Die Bundesregierung agiert in einem konjunkturellen Wunderland

Neben den Senkungen der Mittel, die in die Qualifizierung der Arbeitslosen investiert werden, ist jedoch noch ein weiterer Punkt im Haushalt der BA von entscheidender Bedeutung: Ausgeglichen ist der Haushalt nur, wenn sich auch die konjunkturellen Prognosen der Bundesregierung erfüllen. Nun hat sich in der Vergangenheit jedoch gezeigt, dass die Prognosen der Wirtschaftswissenschaftler, auf die sich insbesondere die Bundesregierung verlässt, immer wieder verheerend falsch ausgefallen sind.

Derzeit geht sowohl die BA, als auch die Bundesregierung davon aus, dass im Jahr 2013 ein Wachstum des Bruttoinlandsproduktes von 1,0 Prozent erreicht wird. Der Chef der BA, Frank-Jürgen Weise, sagte bei einer Pressekonferenz in Nürnberg Ende November:

Der Arbeitsmarkt reagiert zwar auf die nachlassende Konjunktur, trotzdem präsentiert er sich weiterhin robust.

BA-Vorstandsmitglied Raimund Becker dagegen zeigte sich deutlich verhaltener und teilte mit, dass die Arbeitsagenturen vor Ort die Situation deutlich negativer beurteilen würden:

Sie sehen, dass die Arbeitslosigkeit tendenziell ansteigen wird - und nicht nur wegen des bevorstehenden Winters.

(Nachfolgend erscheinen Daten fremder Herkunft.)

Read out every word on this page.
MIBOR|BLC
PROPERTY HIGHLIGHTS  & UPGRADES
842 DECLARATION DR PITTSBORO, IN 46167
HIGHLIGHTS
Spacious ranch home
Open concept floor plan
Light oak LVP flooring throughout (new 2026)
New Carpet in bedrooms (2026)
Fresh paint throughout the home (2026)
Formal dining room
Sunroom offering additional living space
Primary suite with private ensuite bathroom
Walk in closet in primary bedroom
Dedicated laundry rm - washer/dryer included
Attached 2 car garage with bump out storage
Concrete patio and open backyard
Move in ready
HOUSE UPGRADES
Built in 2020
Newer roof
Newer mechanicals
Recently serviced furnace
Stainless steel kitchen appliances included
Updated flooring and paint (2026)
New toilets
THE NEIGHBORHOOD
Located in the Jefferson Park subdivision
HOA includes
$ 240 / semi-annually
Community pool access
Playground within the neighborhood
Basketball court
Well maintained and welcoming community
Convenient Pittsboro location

In einigen Agenturen stünden die Ampeln bereits auf rot, in anderen auf rot-gelb, so Becker. Die Bundesregierung agiere nach dem Prinzip Hoffnung, meint Zimmermann, von den "Linken". "Im Haushalt der BA werden 1,1 Milliarden Euro fehlen, jedoch nur, wenn die wirtschaftliche Entwicklung weiter so positiv verlaufen wird. Sollten sich die wirtschaftlichen Rahmenbedingungen weniger positiv entwickeln, wird die BA ein finanzielles Problem bekommen."

Dass die konjunkturellen Prognosen der Bundesregierung durchaus angezweifelt werden können, zeigt sich beispielsweise im Automobilbau. Dort wird immer offensichtlicher, dass die Schuldenkrise Europas nun zunehmend auf die Nachfrage durchschlägt. Zwar konnten insbesondere die Anbieter der Premiummarken ihre Gewinnen halten oder sogar steigern, jedoch nur in den USA, Südamerika oder China. Was auf den ersten Blick durchaus positiv wirkt, ist auf den zweiten, zumindest für die deutschen Angestellten der Automobilbauer, ein großes Problem.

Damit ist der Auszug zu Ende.